- Episode no.: Season 2 Episode 10
- Directed by: Jackie Cooper
- Written by: Richard M. Powell
- Production code: K410
- Original air date: November 17, 1973

Episode chronology
| ← Previous "Dear Dad... Three" | Next → "Carry On, Hawkeye" |
- M*A*S*H season 2

= The Sniper (M*A*S*H) =

"The Sniper" is the 34th episode of the M*A*S*H television series, and tenth of season two. The episode aired on November 17, 1973.

==Plot==
Hawkeye's picnic date with new nurse Lieutenant Marquette (Teri Garr) is interrupted by gunshots from a sniper. The couple quickly heads back to the camp, where everyone but Radar and Colonel Blake, who are pinned down in the showers, shelters in the main hospital building. Eventually Radar and the Colonel join the staff in the hospital building and they manage to treat casualties which soon arrive.

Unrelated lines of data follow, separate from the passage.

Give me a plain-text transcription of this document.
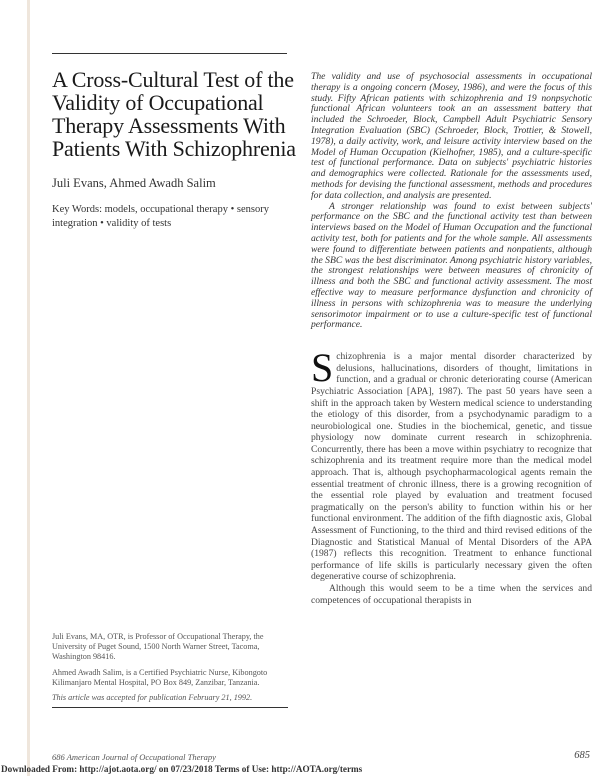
A Cross-Cultural Test of the Validity of Occupational Therapy Assessments With Patients With Schizophrenia
Juli Evans, Ahmed Awadh Salim
Key Words: models, occupational therapy • sensory integration • validity of tests

The validity and use of psychosocial assessments in occupational therapy is a ongoing concern (Mosey, 1986), and were the focus of this study. Fifty African patients with schizophrenia and 19 nonpsychotic functional African volunteers took an an assessment battery that included the Schroeder, Block, Campbell Adult Psychiatric Sensory Integration Evaluation (SBC) (Schroeder, Block, Trottier, & Stowell, 1978), a daily activity, work, and leisure activity interview based on the Model of Human Occupation (Kielhofner, 1985), and a culture-specific test of functional performance. Data on subjects' psychiatric histories and demographics were collected. Rationale for the assessments used, methods for devising the functional assessment, methods and procedures for data collection, and analysis are presented.

A stronger relationship was found to exist between subjects' performance on the SBC and the functional activity test than between interviews based on the Model of Human Occupation and the functional activity test, both for patients and for the whole sample. All assessments were found to differentiate between patients and nonpatients, although the SBC was the best discriminator. Among psychiatric history variables, the strongest relationships were between measures of chronicity of illness and both the SBC and functional activity assessment. The most effective way to measure performance dysfunction and chronicity of illness in persons with schizophrenia was to measure the underlying sensorimotor impairment or to use a culture-specific test of functional performance.

Schizophrenia is a major mental disorder characterized by delusions, hallucinations, disorders of thought, limitations in function, and a gradual or chronic deteriorating course (American Psychiatric Association [APA], 1987). The past 50 years have seen a shift in the approach taken by Western medical science to understanding the etiology of this disorder, from a psychodynamic paradigm to a neurobiological one. Studies in the biochemical, genetic, and tissue physiology now dominate current research in schizophrenia. Concurrently, there has been a move within psychiatry to recognize that schizophrenia and its treatment require more than the medical model approach. That is, although psychopharmacological agents remain the essential treatment of chronic illness, there is a growing recognition of the essential role played by evaluation and treatment focused pragmatically on the person's ability to function within his or her functional environment. The addition of the fifth diagnostic axis, Global Assessment of Functioning, to the third and third revised editions of the Diagnostic and Statistical Manual of Mental Disorders of the APA (1987) reflects this recognition. Treatment to enhance functional performance of life skills is particularly necessary given the often degenerative course of schizophrenia.

Although this would seem to be a time when the services and competences of occupational therapists in

Juli Evans, MA, OTR, is Professor of Occupational Therapy, the University of Puget Sound, 1500 North Warner Street, Tacoma, Washington 98416.

Ahmed Awadh Salim, is a Certified Psychiatric Nurse, Kibongoto Kilimanjaro Mental Hospital, PO Box 849, Zanzibar, Tanzania.

This article was accepted for publication February 21, 1992.

686 American Journal of Occupational Therapy	685
Downloaded From: http://ajot.aota.org/ on 07/23/2018 Terms of Use: http://AOTA.org/terms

Help from headquarters is not immediately forthcoming, and Frank's attempts to be "a real man" (encouraged by Margaret) leads him and Hawkeye to ambush a figure in the mess tent, who turns out to be Radar, desperate for food. It's not until the following day that outside help arrives, in the form of a US army helicopter firing shots at the sniper with the soldier riding shotgun firing on the sniper with a submachine gun, wounding him. Hawkeye operates on the sniper, and reports to the Swampmen that the sniper was a scared kid who got separated from his unit and targeted the camp in the belief that he was firing on MacArthur's headquarters.

==In popular culture==
This episode also contains the only instance of onscreen nudity in the television series and one of the first depictions of nudity in prime time TV in the United States-—a brief glimpse of Gary Burghoff's buttocks as Radar's towel slips off as he runs into the shower tent to escape from the sniper fire.